16 Dat is het klaechliedt, ende dat sullen sy klaechlick singen; De dochteren der heydenen sullen het klaechlick singen: sy sullen het klaechlick singen over Egypten ende over hare gantsche menichte, spreeckt de Heere HEERE.
17 Voorts gebeurdet in het twaelfste jaer, op den vijftienden der maent; [dat] het woort des HEEREN tot my geschiedde, seggende:
18 Menschen kint, weeklaecht over de menichte van Egypten, ende doetse nederdalen, (haer, ende de dochteren der prachtige heydenen,) in de onderste plaetsen der aerde, by de gene die in den kuyl zijn nedergedaelt.
19 Boven wien zijt ghy lieflick? daelt neder, ende legt u by de onbesnedene.
20 In’t midden der verslagenen van den sweerde sullense vallen: Sy is den sweerde overgegeven; trecktse henen, met alle hare menichte.
21 De machtichste der helden sullen hem, met sijne helpers, toe spreken, uyt het midden der helle: sy zijn nedergedaelt, d’onbesnedene liggender, verslagen van den sweerde.
22 Daer is Assur met haren gantschen hoop, sijne graven zijn rontom hem: sy zijn alle verslagen, gevallen door den sweerde.
23 Welcker graven gestelt zijn in de zijden des kuyls, ende haren hoop is rontom haer graf: sy zijn alle verslagen, gevallen door den sweerde; die eenen schrick gaven in den lande der levendigen.
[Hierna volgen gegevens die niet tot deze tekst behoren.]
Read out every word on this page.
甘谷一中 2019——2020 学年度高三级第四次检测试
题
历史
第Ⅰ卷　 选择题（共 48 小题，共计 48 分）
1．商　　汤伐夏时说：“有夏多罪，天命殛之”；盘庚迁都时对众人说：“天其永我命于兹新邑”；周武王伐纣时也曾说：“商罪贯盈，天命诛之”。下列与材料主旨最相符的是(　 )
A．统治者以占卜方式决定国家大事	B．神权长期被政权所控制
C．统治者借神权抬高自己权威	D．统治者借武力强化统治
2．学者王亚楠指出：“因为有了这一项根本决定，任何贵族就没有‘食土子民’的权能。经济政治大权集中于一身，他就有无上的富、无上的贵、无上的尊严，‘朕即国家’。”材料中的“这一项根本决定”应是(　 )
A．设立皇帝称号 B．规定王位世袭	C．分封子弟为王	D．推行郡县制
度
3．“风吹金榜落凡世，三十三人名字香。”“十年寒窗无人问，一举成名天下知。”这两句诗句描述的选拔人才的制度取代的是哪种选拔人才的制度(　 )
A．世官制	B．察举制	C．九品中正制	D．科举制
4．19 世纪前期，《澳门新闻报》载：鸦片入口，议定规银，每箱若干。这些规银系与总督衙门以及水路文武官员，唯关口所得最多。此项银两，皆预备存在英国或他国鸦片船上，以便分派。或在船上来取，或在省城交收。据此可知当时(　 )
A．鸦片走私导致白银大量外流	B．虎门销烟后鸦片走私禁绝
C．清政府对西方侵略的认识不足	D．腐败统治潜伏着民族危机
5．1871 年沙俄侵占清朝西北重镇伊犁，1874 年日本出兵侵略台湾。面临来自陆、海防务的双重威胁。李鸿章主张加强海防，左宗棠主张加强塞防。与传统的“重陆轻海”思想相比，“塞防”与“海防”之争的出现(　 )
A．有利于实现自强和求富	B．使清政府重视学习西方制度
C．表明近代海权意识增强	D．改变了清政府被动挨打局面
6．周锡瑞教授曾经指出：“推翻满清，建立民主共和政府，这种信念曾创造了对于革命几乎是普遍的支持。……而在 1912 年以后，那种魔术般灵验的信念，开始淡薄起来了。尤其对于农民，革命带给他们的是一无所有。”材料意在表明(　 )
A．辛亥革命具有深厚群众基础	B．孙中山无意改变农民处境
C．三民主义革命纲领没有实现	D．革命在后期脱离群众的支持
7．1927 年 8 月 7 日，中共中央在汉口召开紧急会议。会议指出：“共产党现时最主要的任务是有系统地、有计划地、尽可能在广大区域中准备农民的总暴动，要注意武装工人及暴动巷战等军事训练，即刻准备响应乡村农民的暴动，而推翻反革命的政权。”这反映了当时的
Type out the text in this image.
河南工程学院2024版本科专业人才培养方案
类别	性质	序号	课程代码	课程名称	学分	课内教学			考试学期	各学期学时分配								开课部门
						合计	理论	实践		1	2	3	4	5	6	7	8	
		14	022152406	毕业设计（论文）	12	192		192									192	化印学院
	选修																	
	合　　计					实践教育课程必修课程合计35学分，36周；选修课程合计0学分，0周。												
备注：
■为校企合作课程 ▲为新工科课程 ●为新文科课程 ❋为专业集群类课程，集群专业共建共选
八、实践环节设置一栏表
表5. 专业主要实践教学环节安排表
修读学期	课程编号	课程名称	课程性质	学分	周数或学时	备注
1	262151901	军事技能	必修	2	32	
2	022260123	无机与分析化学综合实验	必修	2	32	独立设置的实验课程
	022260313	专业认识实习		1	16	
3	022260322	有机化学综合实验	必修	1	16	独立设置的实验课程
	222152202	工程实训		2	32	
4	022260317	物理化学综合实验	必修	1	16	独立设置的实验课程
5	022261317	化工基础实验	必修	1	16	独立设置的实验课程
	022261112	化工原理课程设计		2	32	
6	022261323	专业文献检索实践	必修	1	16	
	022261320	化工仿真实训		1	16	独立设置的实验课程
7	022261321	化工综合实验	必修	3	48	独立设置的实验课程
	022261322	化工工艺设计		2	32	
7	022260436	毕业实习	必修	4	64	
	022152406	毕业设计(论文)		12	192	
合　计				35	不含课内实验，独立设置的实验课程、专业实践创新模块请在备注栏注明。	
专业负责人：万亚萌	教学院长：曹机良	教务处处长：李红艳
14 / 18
24 Daer is Elam met hare gantsche menichte, rontom haer graf: sy zijn alle verslagen, de gevallene door den sweerde, die onbesneden zijn nedergedaelt tot de onderste plaetsen der aerde; die haren schrick hadden gegeven in den lande der levendigen; nu dragen sy hare schande met de gene die in den kuyl zijn nedergedaelt.
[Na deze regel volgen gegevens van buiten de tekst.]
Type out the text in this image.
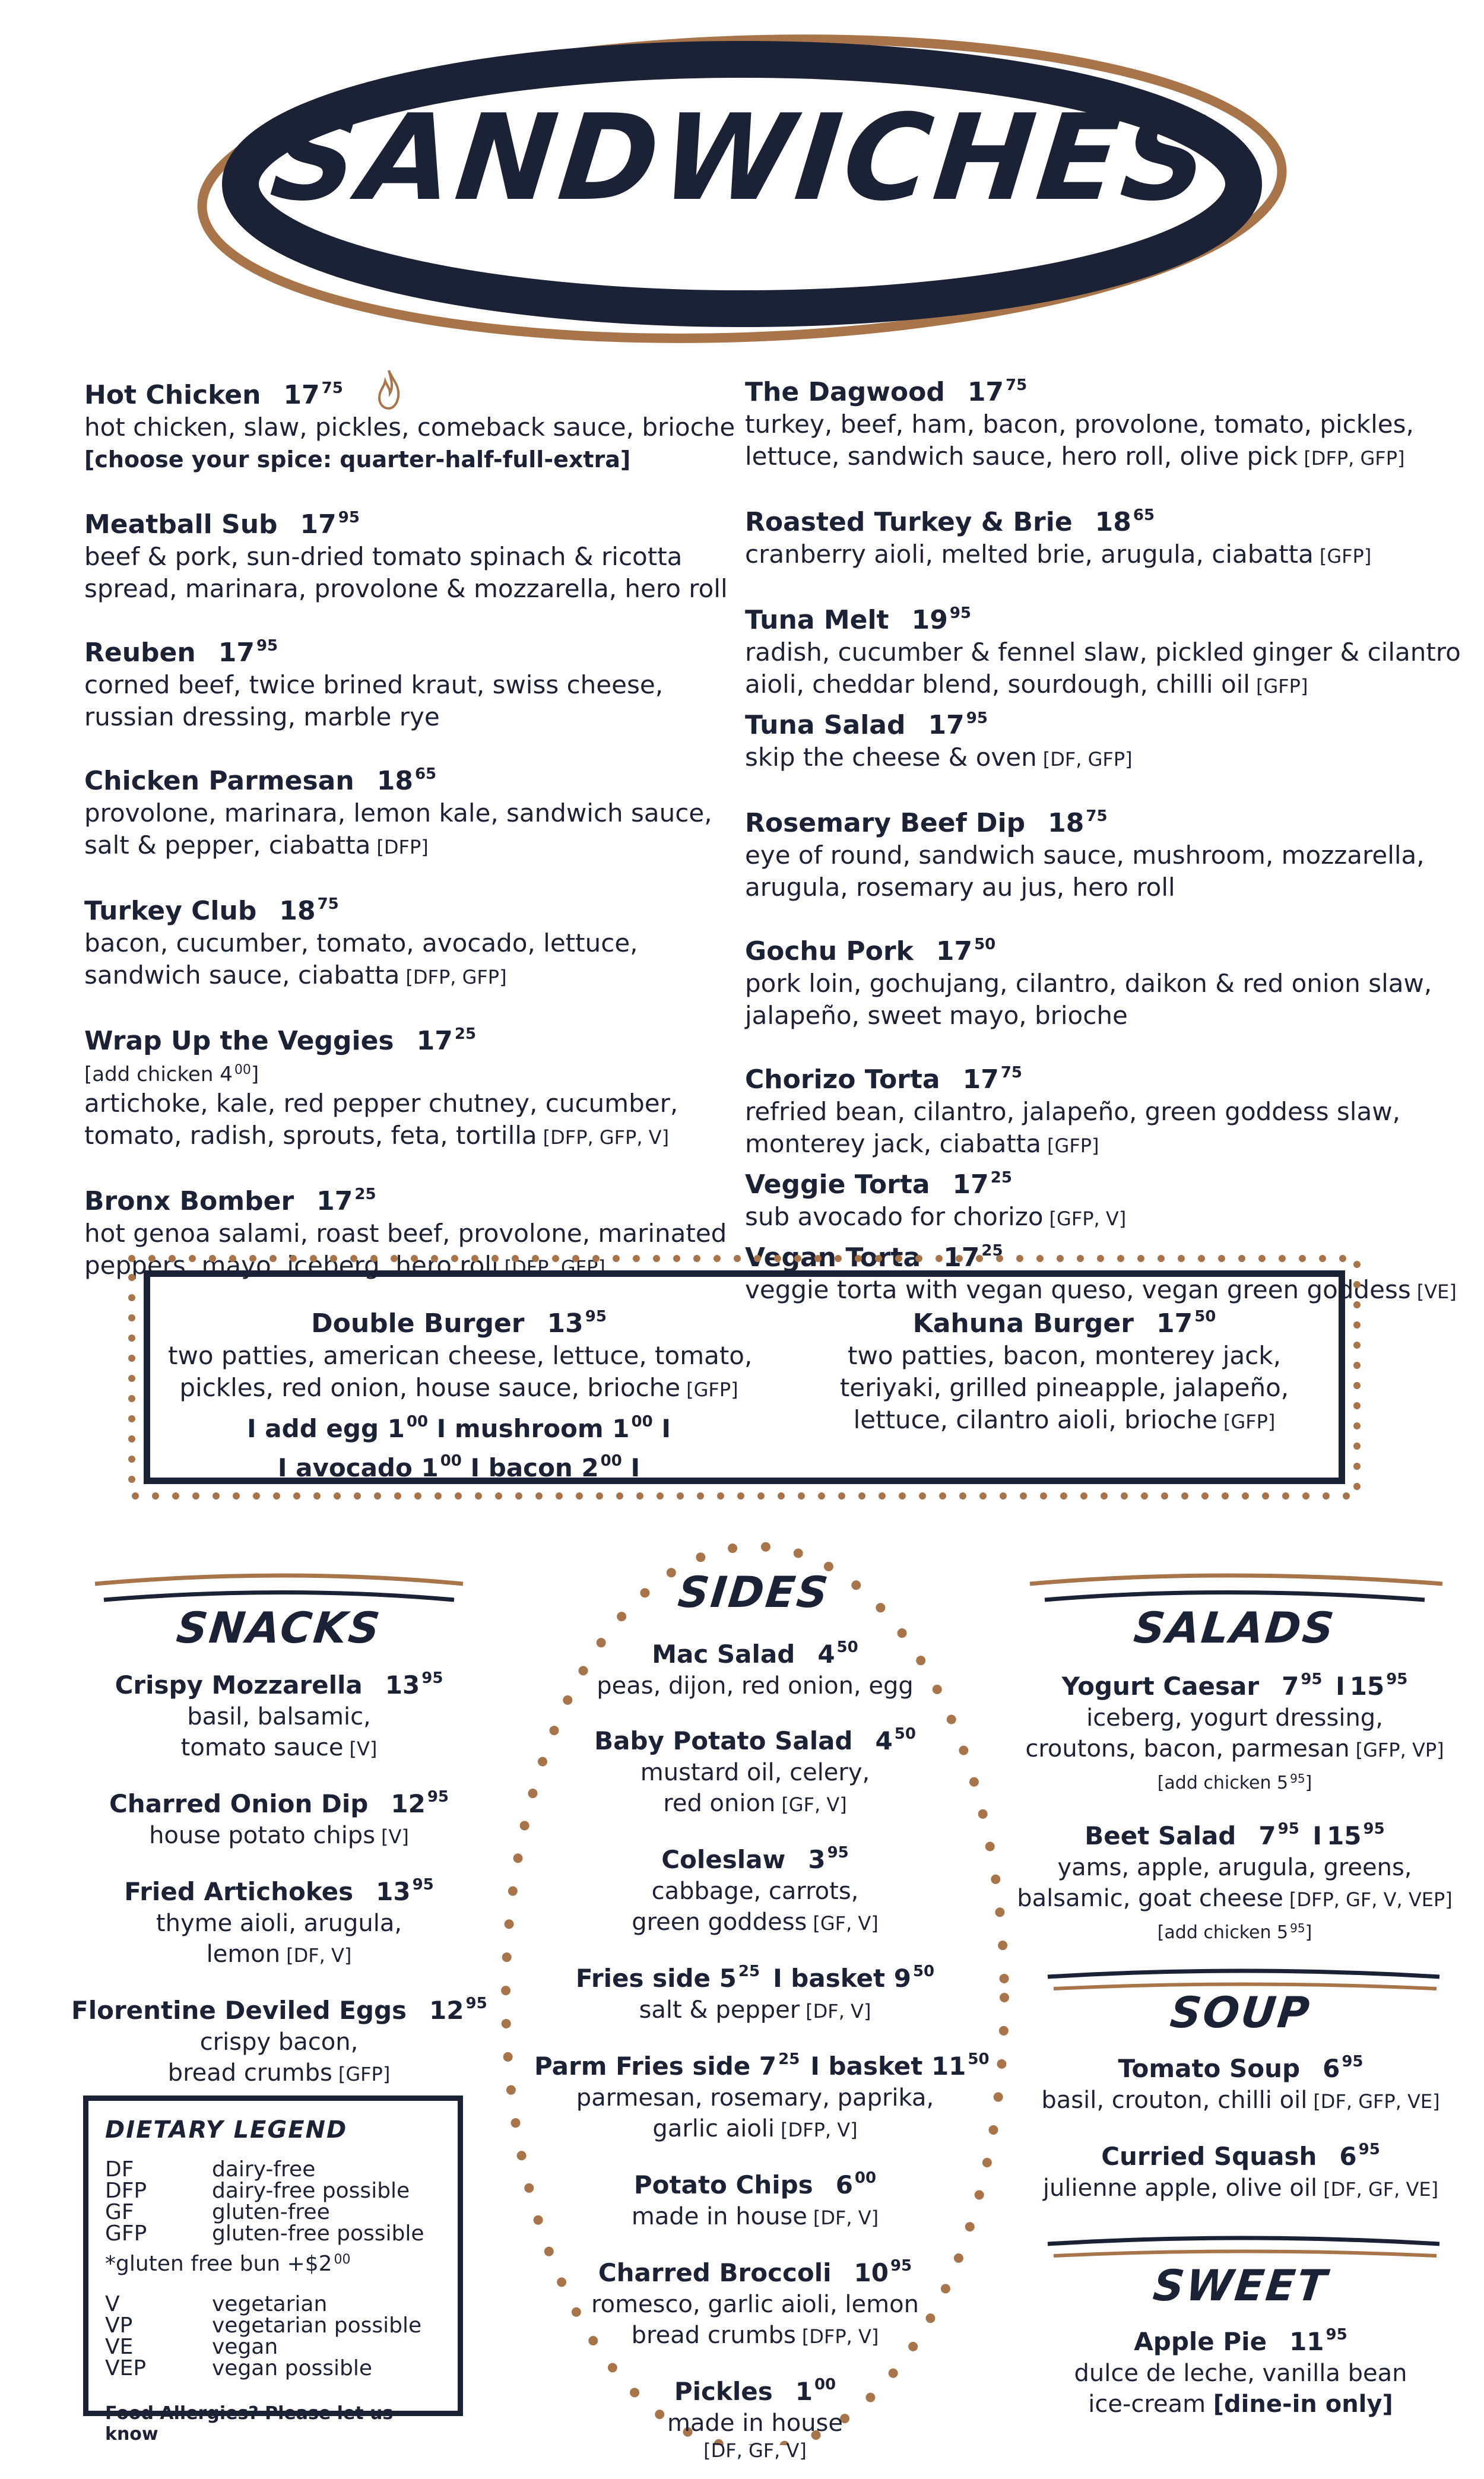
SANDWICHES
Hot Chicken 17 $^{75}$
hot chicken, slaw, pickles, comeback sauce, brioche
[choose your spice: quarter-half-full-extra]
Meatball Sub 17 $^{95}$
beef & pork, sun-dried tomato spinach & ricotta
spread, marinara, provolone & mozzarella, hero roll
Reuben 17 $^{95}$
corned beef, twice brined kraut, swiss cheese,
russian dressing, marble rye
Chicken Parmesan 18 $^{65}$
provolone, marinara, lemon kale, sandwich sauce,
salt & pepper, ciabatta [DFP]
Turkey Club 18 $^{75}$
bacon, cucumber, tomato, avocado, lettuce,
sandwich sauce, ciabatta [DFP, GFP]
Wrap Up the Veggies 17 $^{25}$
[add chicken 4 $^{00}$]
artichoke, kale, red pepper chutney, cucumber,
tomato, radish, sprouts, feta, tortilla [DFP, GFP, V]
Bronx Bomber 17 $^{25}$
hot genoa salami, roast beef, provolone, marinated
peppers, mayo, iceberg, hero roll [DFP, GFP]
The Dagwood 17 $^{75}$
turkey, beef, ham, bacon, provolone, tomato, pickles,
lettuce, sandwich sauce, hero roll, olive pick [DFP, GFP]
Roasted Turkey & Brie 18 $^{65}$
cranberry aioli, melted brie, arugula, ciabatta [GFP]
Tuna Melt 19 $^{95}$
radish, cucumber & fennel slaw, pickled ginger & cilantro
aioli, cheddar blend, sourdough, chilli oil [GFP]
Tuna Salad 17 $^{95}$
skip the cheese & oven [DF, GFP]
Rosemary Beef Dip 18 $^{75}$
eye of round, sandwich sauce, mushroom, mozzarella,
arugula, rosemary au jus, hero roll
Gochu Pork 17 $^{50}$
pork loin, gochujang, cilantro, daikon & red onion slaw,
jalapeño, sweet mayo, brioche
Chorizo Torta 17 $^{75}$
refried bean, cilantro, jalapeño, green goddess slaw,
monterey jack, ciabatta [GFP]
Veggie Torta 17 $^{25}$
sub avocado for chorizo [GFP, V]
Vegan Torta 17 $^{25}$
veggie torta with vegan queso, vegan green goddess [VE]
Double Burger 13 $^{95}$
two patties, american cheese, lettuce, tomato,
pickles, red onion, house sauce, brioche [GFP]
I add egg 1 $^{00}$ I mushroom 1 $^{00}$ I
I avocado 1 $^{00}$ I bacon 2 $^{00}$ I
Kahuna Burger 17 $^{50}$
two patties, bacon, monterey jack,
teriyaki, grilled pineapple, jalapeño,
lettuce, cilantro aioli, brioche [GFP]
SNACKS
Crispy Mozzarella 13 $^{95}$
basil, balsamic,
tomato sauce [V]
Charred Onion Dip 12 $^{95}$
house potato chips [V]
Fried Artichokes 13 $^{95}$
thyme aioli, arugula,
lemon [DF, V]
Florentine Deviled Eggs 12 $^{95}$
crispy bacon,
bread crumbs [GFP]
DIETARY LEGEND
DF	dairy-free
DFP	dairy-free possible
GF	gluten-free
GFP	gluten-free possible
*gluten free bun +$2 $^{00}$
V	vegetarian
VP	vegetarian possible
VE	vegan
VEP	vegan possible
Food Allergies? Please let us know
SIDES
Mac Salad 4 $^{50}$
peas, dijon, red onion, egg
Baby Potato Salad 4 $^{50}$
mustard oil, celery,
red onion [GF, V]
Coleslaw 3 $^{95}$
cabbage, carrots,
green goddess [GF, V]
Fries side 5 $^{25}$ I basket 9 $^{50}$
salt & pepper [DF, V]
Parm Fries side 7 $^{25}$ I basket 11 $^{50}$
parmesan, rosemary, paprika,
garlic aioli [DFP, V]
Potato Chips 6 $^{00}$
made in house [DF, V]
Charred Broccoli 10 $^{95}$
romesco, garlic aioli, lemon
bread crumbs [DFP, V]
Pickles 1 $^{00}$
made in house
[DF, GF, V]
SALADS
Yogurt Caesar 7 $^{95}$ I 15 $^{95}$
iceberg, yogurt dressing,
croutons, bacon, parmesan [GFP, VP]
[add chicken 5 $^{95}$]
Beet Salad 7 $^{95}$ I 15 $^{95}$
yams, apple, arugula, greens,
balsamic, goat cheese [DFP, GF, V, VEP]
[add chicken 5 $^{95}$]
SOUP
Tomato Soup 6 $^{95}$
basil, crouton, chilli oil [DF, GFP, VE]
Curried Squash 6 $^{95}$
julienne apple, olive oil [DF, GF, VE]
SWEET
Apple Pie 11 $^{95}$
dulce de leche, vanilla bean
ice-cream [dine-in only]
25 In’t midden der verslagenen hebben sy haer een leger-stede gestelt onder hare gantsche menichte; rontom hem zijn hare graven; sy zijn alle onbesneden, verslagene van den sweerde, om dat een schrick van hen gegeven is in den lande der levendigen; nu dragen sy hare schande met de gene die in den kuyl zijn nedergedaelt; hy is geleyt in’t midden der verslagenen.
26 Daer is Mesech, [ende] Tubal, met hare gantsche menichte; rontom hem zijn hare graven: sy zijn alle onbesneden, verslagene van den sweerde, om datse haren schrick gegeven hebben in den lande der levendigen.
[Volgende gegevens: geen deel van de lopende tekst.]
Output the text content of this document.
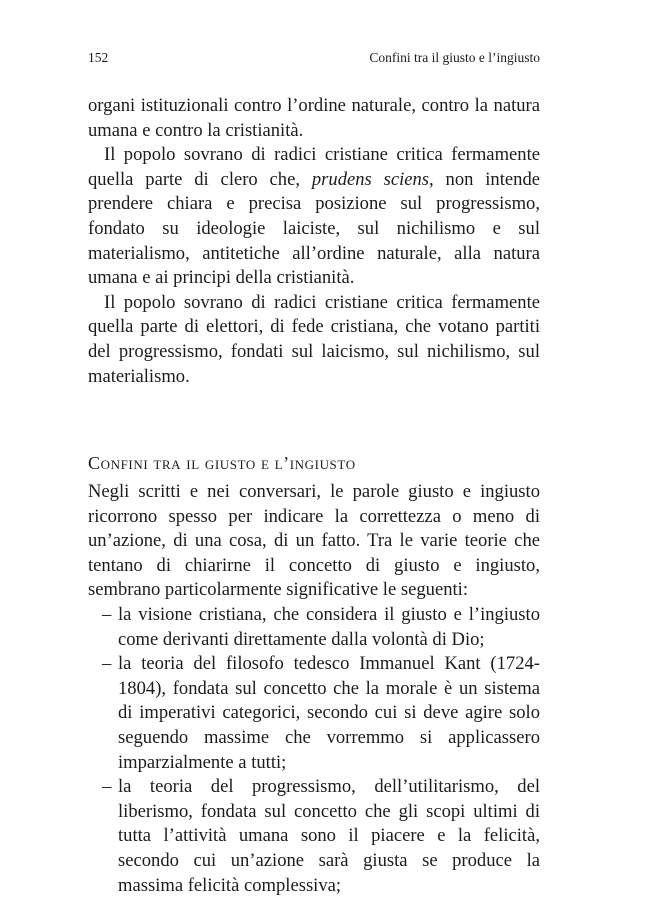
152	Confini tra il giusto e l’ingiusto

organi istituzionali contro l’ordine naturale, contro la natura umana e contro la cristianità.

Il popolo sovrano di radici cristiane critica fermamente quella parte di clero che, prudens sciens, non intende prendere chiara e precisa posizione sul progressismo, fondato su ideologie laiciste, sul nichilismo e sul materialismo, antitetiche all’ordine naturale, alla natura umana e ai principi della cristianità.

Il popolo sovrano di radici cristiane critica fermamente quella parte di elettori, di fede cristiana, che votano partiti del progressismo, fondati sul laicismo, sul nichilismo, sul materialismo.

Confini tra il giusto e l’ingiusto

Negli scritti e nei conversari, le parole giusto e ingiusto ricorrono spesso per indicare la correttezza o meno di un’azione, di una cosa, di un fatto. Tra le varie teorie che tentano di chiarirne il concetto di giusto e ingiusto, sembrano particolarmente significative le seguenti:

– la visione cristiana, che considera il giusto e l’ingiusto come derivanti direttamente dalla volontà di Dio;
– la teoria del filosofo tedesco Immanuel Kant (1724-1804), fondata sul concetto che la morale è un sistema di imperativi categorici, secondo cui si deve agire solo seguendo massime che vorremmo si applicassero imparzialmente a tutti;
– la teoria del progressismo, dell’utilitarismo, del liberismo, fondata sul concetto che gli scopi ultimi di tutta l’attività umana sono il piacere e la felicità, secondo cui un’azione sarà giusta se produce la massima felicità complessiva;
27 Maer sy en liggen niet met de helden, die onder de onbesnedene gevallen zijn: die ter hellen zijn nedergedaelt met hare krijchs-wapenen, ende welcker sweerden men geleyt heeft onder hare hoofden; welcker ongerechticheyt nochtans op hare beenderen is, om dat der helden schrick in den lande der levendigen geweest is.
28 Ghy oock sult verbroken worden in’t midden der onbesnedenen, ende sult liggen met de verslagene van den sweerde.
29 Daer is Edom, hare Coningen ende alle hare Vorsten; die met haerlieder macht geleyt zijn by de verslagene van den sweerde: die selve liggen met de onbesnedene, ende met de gene die in den kuyl zijn nedergedaelt.
30 Daer zijn de geweldige van’t Noorden, sy alle, ende alle Zidoniers, die met de verslagene zijn nedergedaelt, beschaemt zijnde van wegen haren schrick, [die] uyt hare macht [voortquam], ende sy liggen onbesneden, by de verslagene van den sweerde, ende dragen hare schande met de gene die in den kuyl zijn nedergedaelt.
31 Pharao sal haerlieden sien, ende sich troosten over sijne gantsche menichte; de verslagene van den sweerde Pharao, ende sijn gantsche heyr, spreeckt de Heere HEERE.
32 Want ick hebbe [oock] mijnen schrick gegeven in den lande der levendigen: dies sal hy geleyt worden in’t midden der onbesnedenen by de verslagene van den sweerde; Pharao ende sijne gantsche menichte, spreeckt de Heere HEERE.